Rarity that left the shelves empty

Bundibugyo virus has surfaced only rarely since its 2007 identification, and previous outbreaks were too small and too brief to support a clinical trial. No drug had ever been tested against the virus in a clinical setting before this year, according to the trial's organizers. The result is a paradox that public health specialists have warned about for years: the very rarity that made Bundibugyo a low research priority is now the reason the world is fighting it nearly bare-handed.

PARTNERS trial opens against an evidence vacuum

Against that backdrop, the most consequential development of early July is scientific rather than epidemiological. On July 2, the WHO-sponsored PARTNERS clinical trial opened patient enrollment in the DRC, enrolling its first patient in Ituri, with the explicit aim of identifying the first effective treatments for Bundibugyo virus disease, according to the WHO.

The trial is designed to test whether two antiviral approaches, the monoclonal antibody MBP134 and the broad-spectrum agent remdesivir, can improve survival among confirmed patients, and whether combining them yields additional benefit, WHO materials describe. Coordination runs through the Institut National de Recherche Biomedicale in the DRC alongside the Institute of Tropical Medicine in Belgium and the University of Oxford, with support from Africa CDC.
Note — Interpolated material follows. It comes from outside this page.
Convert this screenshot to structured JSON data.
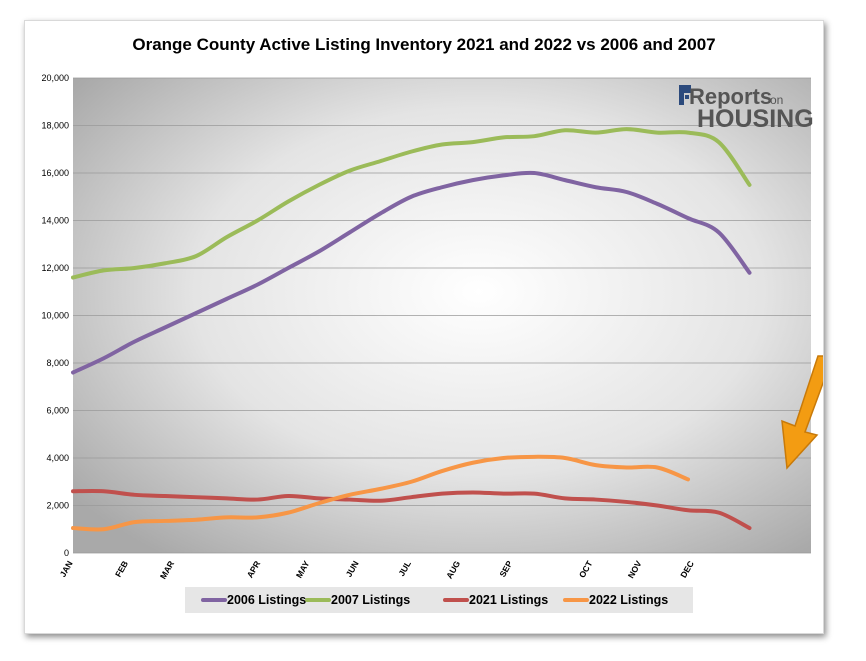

The PARTNERS trial represents the first formal attempt to establish an evidence base for treating Bundibugyo virus disease, its organizers say, because prior outbreaks were too small and too short to support one.

Enrolling a therapeutics trial in the middle of an active, insecure outbreak is a demanding undertaking, and results will not arrive in time to reshape the current case curve. Its value is longer-dated: even a partial answer on efficacy would give clinicians their first evidence-based option against a strain that has, until now, offered them none.

Metrics worth watching in the weeks ahead

Several indicators will signal whether the response is gaining ground on the outbreak or continuing to trail it:

  • The trajectory of new confirmed cases per day in Ituri and North Kivu, the truest read on whether transmission is slowing.
  • The share of identified contacts kept under active follow-up, a proxy for how much of the epidemic surveillance teams can actually see.
  • Any further confirmed cases in Uganda, which would indicate that cross-border chains are not yet broken.
  • Early enrollment and safety signals from the PARTNERS trial, the first data of their kind for this virus.

For now, the numbers describe an epidemic that has outrun the instruments assembled against it. With 1,561 confirmed cases, 506 deaths and no licensed vaccine or therapy, the Bundibugyo outbreak has become a test of whether classic public health discipline, waged across a conflict zone, can hold a line until science catches up. This account is a draft compiled from WHO, CDC and Al Jazeera reporting and is intended for human verification before publication.